Does GitHub Data Grab for AI Training Violate Licenses?
July 22, 2021
Programmer Nora Tindall has taken to Twitter to call out Microsoft property GitHub on violating licenses for algorithm training purposes. She shares a screenshot of an exchange she had with GitHub Support that seems to confirm her charge:
[Tindall] I am specifically asking if any code from my GitHub account, most of which is licensed GPL, was used in the training set. It is a simple question.”
[GitHub] Sorry about the delay in getting back to you. I reached out to the team about this. Apparently all public GitHub code was used in training. We don’t distinguish by license type. I hope that answers your question!
It does indeed answer Tindall’s question, and she vows to pursue legal action. Predictably, the post prompted a flurry of comments, so navigate there to read that debate. It seems like the legality of this data usage is nebulous until courts weigh in. We note this exchange:
[Daniel Monte] Is there any precedent for training an AI on copyrighted content being a violation of said copyright?
[Nora Tindall] No, there’s no precedent in any of this. This is the deciding moment for the future of the copyleft ideal, and of free software in general. Maybe for copyright as a whole, actually, since this has applications outside software.

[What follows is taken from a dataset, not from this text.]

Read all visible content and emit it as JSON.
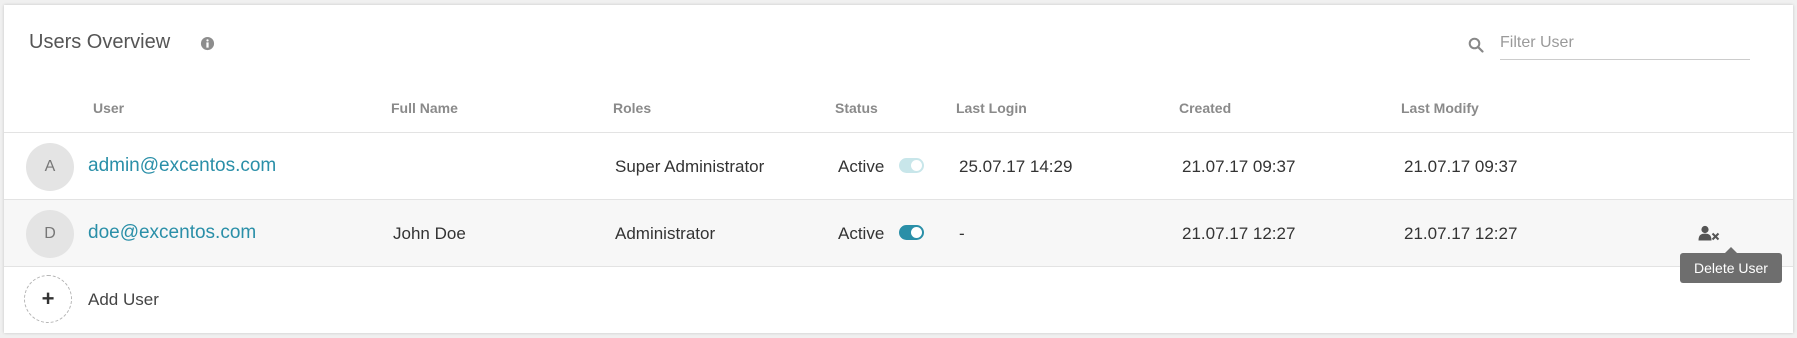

[Laurie] The law on all of this is basically non-existent. And there aren’t enough people who really understand the nuances who are also lawyers. It’s a whole mess which results in companies getting to decide for themselves. Not good.

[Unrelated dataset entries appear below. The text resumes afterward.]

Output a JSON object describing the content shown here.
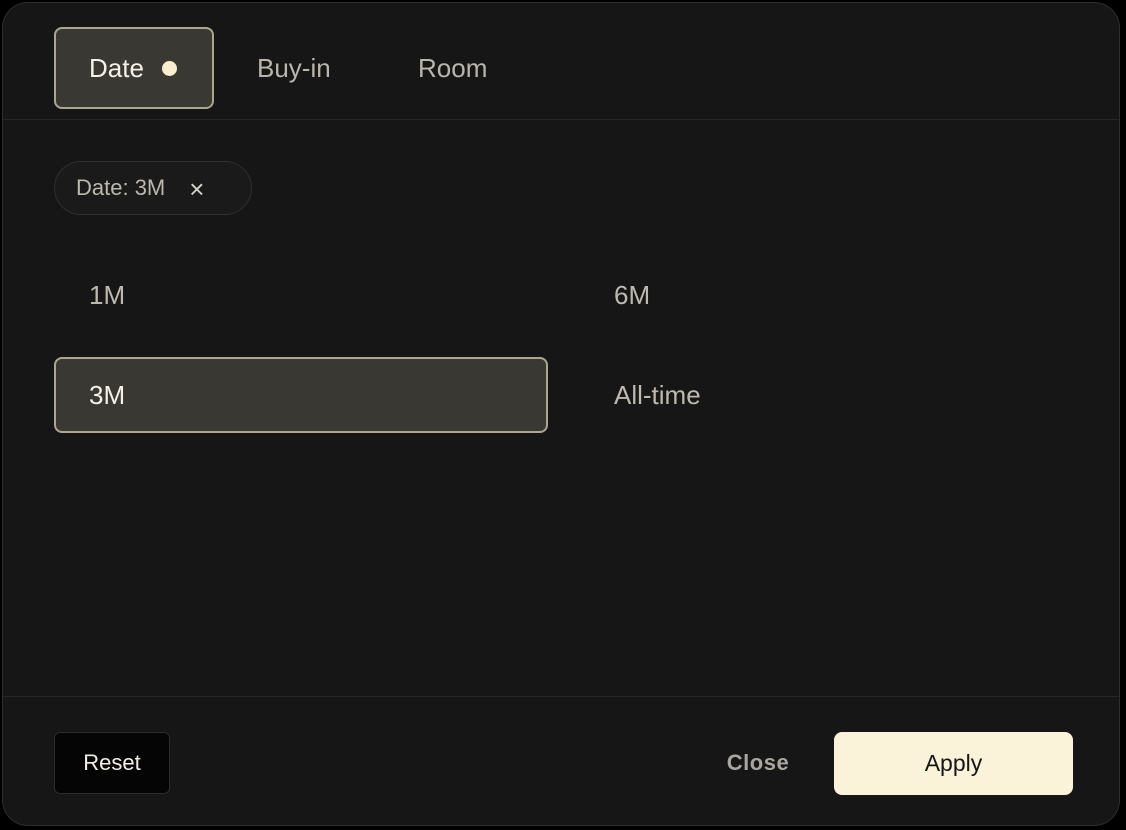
{
  "tabs": [
    {
      "label": "Date",
      "active": true,
      "has_indicator": true
    },
    {
      "label": "Buy-in",
      "active": false
    },
    {
      "label": "Room",
      "active": false
    }
  ],
  "active_filter_chip": {
    "label": "Date: 3M",
    "remove_icon": "×"
  },
  "date_options": [
    {
      "label": "1M",
      "selected": false
    },
    {
      "label": "6M",
      "selected": false
    },
    {
      "label": "3M",
      "selected": true
    },
    {
      "label": "All-time",
      "selected": false
    }
  ],
  "footer": {
    "reset_label": "Reset",
    "close_label": "Close",
    "apply_label": "Apply"
  },
  "colors": {
    "panel_bg": "#161616",
    "selected_bg": "#3a3833",
    "selected_border": "#aaa68f",
    "accent": "#fbf3d9"
  }
}
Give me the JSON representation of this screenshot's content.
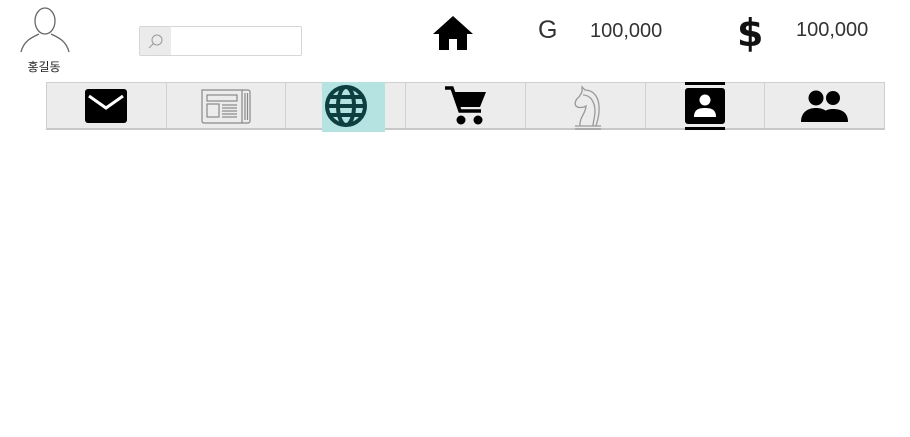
{
  "user": {
    "name": "홍길동",
    "avatar_icon": "user-outline-icon"
  },
  "search": {
    "placeholder": "",
    "value": "",
    "icon": "search-icon"
  },
  "header": {
    "home_icon": "home-icon",
    "gold": {
      "symbol": "G",
      "value": "100,000"
    },
    "dollar": {
      "symbol": "$",
      "value": "100,000"
    }
  },
  "nav": {
    "active_index": 2,
    "items": [
      {
        "icon": "mail-icon"
      },
      {
        "icon": "newspaper-icon"
      },
      {
        "icon": "globe-icon"
      },
      {
        "icon": "cart-icon"
      },
      {
        "icon": "chess-knight-icon"
      },
      {
        "icon": "contact-card-icon"
      },
      {
        "icon": "people-icon"
      }
    ]
  },
  "colors": {
    "active_highlight": "#b4e3e1",
    "nav_bg": "#ececec",
    "active_icon": "#0d3f40"
  }
}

[Critical Oil Theory Salesman] Hard agree. I’d imagine that we would see a completely different set of legal interpretations if the open source community trained a GPT3 model on Microsoft’s publicly available code.
Perhaps—that would be an interesting experiment. Is Microsoft really ignoring licenses? If not, Twitter is disseminating incorrect information. If yes, then Microsoft has designs on open source information in a way that outfoxes Amazon-type of open source maneuvers. But Microsoft is busy securing its own code and may want to envelope GitHub is the same cyber goodness.